When Autumn felt the teeth on her neck, she welcomed them. She was happy to return the pleasure Odetta had given her. Autumn let out a gasp as Odetta’s pointed canines pierced her skin and she drank from her. Unlike Autumn, Odetta wasn’t greedy. She took her time: taking slow, deep, and regular mouthfuls of Autumn’s sweet young blood. She was careful not to drain the poor young thing too much, but still Autumn grew light-headed and weak, but it was a pleasant kind of weakness, like the kind caused by a long run. She was exhausted, but exhilarated. Her veins throbbed and she felt more alive than she had done in her whole life. She made to get up but Odetta held her back.
‘No, no! We don’t want you flat on your face.’
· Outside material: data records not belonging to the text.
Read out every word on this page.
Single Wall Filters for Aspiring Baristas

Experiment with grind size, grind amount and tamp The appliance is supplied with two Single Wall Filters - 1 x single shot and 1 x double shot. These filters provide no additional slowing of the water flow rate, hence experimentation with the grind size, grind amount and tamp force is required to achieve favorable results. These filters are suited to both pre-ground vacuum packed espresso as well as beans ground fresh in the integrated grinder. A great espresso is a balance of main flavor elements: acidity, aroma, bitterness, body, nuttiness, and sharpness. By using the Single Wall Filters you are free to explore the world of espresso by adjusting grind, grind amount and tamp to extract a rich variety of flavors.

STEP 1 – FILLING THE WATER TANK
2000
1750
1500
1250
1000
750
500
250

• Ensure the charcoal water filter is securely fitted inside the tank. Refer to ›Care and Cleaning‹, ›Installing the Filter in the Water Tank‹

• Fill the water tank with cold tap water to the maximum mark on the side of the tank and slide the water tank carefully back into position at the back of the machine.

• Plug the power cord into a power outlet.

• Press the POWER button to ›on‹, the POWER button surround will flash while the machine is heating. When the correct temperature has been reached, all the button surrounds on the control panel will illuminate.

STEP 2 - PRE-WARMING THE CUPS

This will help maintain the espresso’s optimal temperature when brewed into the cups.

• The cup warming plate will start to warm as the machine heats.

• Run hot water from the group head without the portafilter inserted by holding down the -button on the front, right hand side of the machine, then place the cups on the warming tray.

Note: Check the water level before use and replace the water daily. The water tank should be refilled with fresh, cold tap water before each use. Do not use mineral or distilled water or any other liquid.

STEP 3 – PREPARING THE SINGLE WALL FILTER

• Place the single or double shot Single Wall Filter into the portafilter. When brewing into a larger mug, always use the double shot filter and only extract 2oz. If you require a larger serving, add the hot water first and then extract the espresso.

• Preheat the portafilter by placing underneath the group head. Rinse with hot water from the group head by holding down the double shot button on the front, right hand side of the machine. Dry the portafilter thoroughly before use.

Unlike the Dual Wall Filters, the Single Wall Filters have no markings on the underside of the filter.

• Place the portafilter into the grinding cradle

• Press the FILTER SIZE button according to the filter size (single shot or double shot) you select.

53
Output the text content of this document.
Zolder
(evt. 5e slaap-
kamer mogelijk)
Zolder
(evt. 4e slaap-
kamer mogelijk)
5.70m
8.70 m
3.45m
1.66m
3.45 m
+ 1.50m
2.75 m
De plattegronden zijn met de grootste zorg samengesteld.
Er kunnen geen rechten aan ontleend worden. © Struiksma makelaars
As Odetta smiled, Autumn saw that her teeth were drenched with blood. Her blood. Yet the sight of the liquid burgundy dribbling off Odetta’s chin onto her own bare skin and then running down her legs excited her. Odetta leaned forward and kissed Autumn on the lips. Autumn tasted her own metallic blood and realised it was the same flavour as the chocolate. Autumn fainted at the realisation.
When Autumn woke, she was still on the chaise longue, with a blanket draped over her legs. The kitchen was empty, but she could hear laughter from the shop out front. As she made to move, her head throbbed, and her neck ached. Autumn put her hand up to investigate the source of the pain and discovered a red silk scarf gently tied around her neck. Underneath it were the two small raised bumps that had been there for the last fortnight, yet she couldn’t remember how she got them. One morning a chill from an open window woke her, and when she got up to close it, she felt a dull pain and discovered the marks. She wrote them off as being the childhood acne she’d never quite managed to shake off as a grown-up. Autumn closed the window and hurried back into bed. She cursed her terrible genes and went back to sleep.